Wann kommt das Strauss-Jahr?

Ein Schreibtisch mit Aktenordnern, einem Stempel, einer Kaffeetasse und abgelehnten Dokumenten, über dem ein Paragraphenzeichen an einem Spinnenfaden hängt.
Wenn es die Wiener Philharmoniker gibt, braucht es gar keine derartigen Jubeljahre, findet das (fiktive) Kulturamt.

Sehr geehrtes Kulturamt!

Ich weiß ja nicht, wie es Ihnen gefallen hat, aber ich fand das Neujahrskonzert der Wiener Philharmoniker unter Yannick Nézet-Séguin besonders schön. So feiert man die Strauss-Dynastie – und nicht so, wie es 2025 im offiziellen Strauss-Jahr der Fall war. Daher beantrage ich ein weiteres, ein richtiges Strauss-Jahr. Am besten gleich 2027, wenn es 200 Jahre her sein wird, dass Josef Strauss geboren wurde. Der war ohnehin der begabteste.
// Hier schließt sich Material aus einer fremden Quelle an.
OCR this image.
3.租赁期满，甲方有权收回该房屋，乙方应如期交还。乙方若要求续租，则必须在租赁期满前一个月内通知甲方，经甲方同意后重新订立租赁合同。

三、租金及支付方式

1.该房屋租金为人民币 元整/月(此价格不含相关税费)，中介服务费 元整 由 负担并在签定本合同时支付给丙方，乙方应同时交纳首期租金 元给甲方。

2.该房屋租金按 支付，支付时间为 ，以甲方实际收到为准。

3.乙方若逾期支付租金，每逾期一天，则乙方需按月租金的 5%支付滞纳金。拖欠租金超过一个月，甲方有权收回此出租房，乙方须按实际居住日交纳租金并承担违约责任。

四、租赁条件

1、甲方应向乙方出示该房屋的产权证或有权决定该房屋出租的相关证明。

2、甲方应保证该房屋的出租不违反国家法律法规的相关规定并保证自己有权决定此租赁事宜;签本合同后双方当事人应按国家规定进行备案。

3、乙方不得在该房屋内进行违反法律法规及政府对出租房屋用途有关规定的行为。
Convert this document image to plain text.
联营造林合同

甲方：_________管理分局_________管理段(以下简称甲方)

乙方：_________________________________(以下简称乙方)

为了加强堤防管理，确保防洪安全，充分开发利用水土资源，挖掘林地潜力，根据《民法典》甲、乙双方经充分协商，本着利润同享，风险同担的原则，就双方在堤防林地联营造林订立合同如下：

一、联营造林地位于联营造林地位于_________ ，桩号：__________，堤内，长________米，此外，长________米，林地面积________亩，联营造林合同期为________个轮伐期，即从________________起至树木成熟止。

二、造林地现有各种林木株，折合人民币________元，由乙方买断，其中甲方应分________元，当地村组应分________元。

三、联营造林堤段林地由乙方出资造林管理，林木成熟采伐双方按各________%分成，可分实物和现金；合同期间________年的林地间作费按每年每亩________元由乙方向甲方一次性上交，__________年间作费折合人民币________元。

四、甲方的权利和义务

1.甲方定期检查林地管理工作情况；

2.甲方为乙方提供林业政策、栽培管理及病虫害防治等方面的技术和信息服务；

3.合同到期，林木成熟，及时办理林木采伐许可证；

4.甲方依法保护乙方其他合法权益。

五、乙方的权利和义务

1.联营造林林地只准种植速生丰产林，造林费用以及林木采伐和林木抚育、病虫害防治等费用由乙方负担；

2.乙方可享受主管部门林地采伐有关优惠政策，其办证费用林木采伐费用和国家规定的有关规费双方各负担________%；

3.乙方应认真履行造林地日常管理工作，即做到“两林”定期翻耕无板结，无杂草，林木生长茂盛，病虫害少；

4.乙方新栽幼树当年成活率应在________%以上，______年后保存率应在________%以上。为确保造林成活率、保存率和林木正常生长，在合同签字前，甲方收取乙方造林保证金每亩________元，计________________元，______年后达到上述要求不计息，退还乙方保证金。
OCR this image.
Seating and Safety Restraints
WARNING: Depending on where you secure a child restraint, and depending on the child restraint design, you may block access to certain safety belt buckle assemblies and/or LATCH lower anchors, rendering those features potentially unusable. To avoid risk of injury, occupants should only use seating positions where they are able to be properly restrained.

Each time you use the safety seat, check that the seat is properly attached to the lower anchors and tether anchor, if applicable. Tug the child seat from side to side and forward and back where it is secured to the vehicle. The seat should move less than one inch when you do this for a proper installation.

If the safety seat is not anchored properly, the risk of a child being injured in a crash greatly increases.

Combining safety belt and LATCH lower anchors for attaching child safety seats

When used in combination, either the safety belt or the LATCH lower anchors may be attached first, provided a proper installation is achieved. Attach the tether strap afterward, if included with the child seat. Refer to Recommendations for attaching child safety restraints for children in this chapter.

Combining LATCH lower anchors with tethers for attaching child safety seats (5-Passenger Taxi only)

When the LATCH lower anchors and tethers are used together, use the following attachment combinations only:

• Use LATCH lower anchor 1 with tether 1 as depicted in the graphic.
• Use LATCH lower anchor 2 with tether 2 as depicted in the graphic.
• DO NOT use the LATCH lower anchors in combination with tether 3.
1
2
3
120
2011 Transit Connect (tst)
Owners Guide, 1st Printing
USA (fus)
Mit sträußlichen Grüßen, M. L.

***

Sehr geehrter M. L.,

vielen Dank für Ihr Schreiben und für Ihren Antrag, den wir gerne zu unseren Akten legen (Geschäftszahl 01/2026), allerdings mit dem Stempel „abgelehnt“ versehen. Ein weiteres Strauss-Jahr, womöglich wieder mit einer eigenen Intendanz – wo denken Sie denn hin, werter Herr? Ist Ihnen entgangen, dass selbst die Stadt Wien gezwungen ist, Einsparungen vorzunehmen? (Wobei wir im Kulturamt andere Prioritäten gesetzt hätten als die bereits bekannten.) Wo sollen denn die -zig Millionen für Pepi Strauss herkommen?

Völlig Ihrer Ansicht sind wir jedoch bezüglich der qualitativen Beurteilung des Neujahrskonzertes: Die Entscheidung, es dem kanadischen Dirigenten Yannick Nézet-Séguin zu überantworten, hat sich als goldrichtig erwiesen. Wir müssen in unseren Aufzeichnungen weit zurückblättern, um ein ähnlich energetisches, vitales, gut geprobtes, mitreißendes Klassik-Ereignis ausfindig zu machen.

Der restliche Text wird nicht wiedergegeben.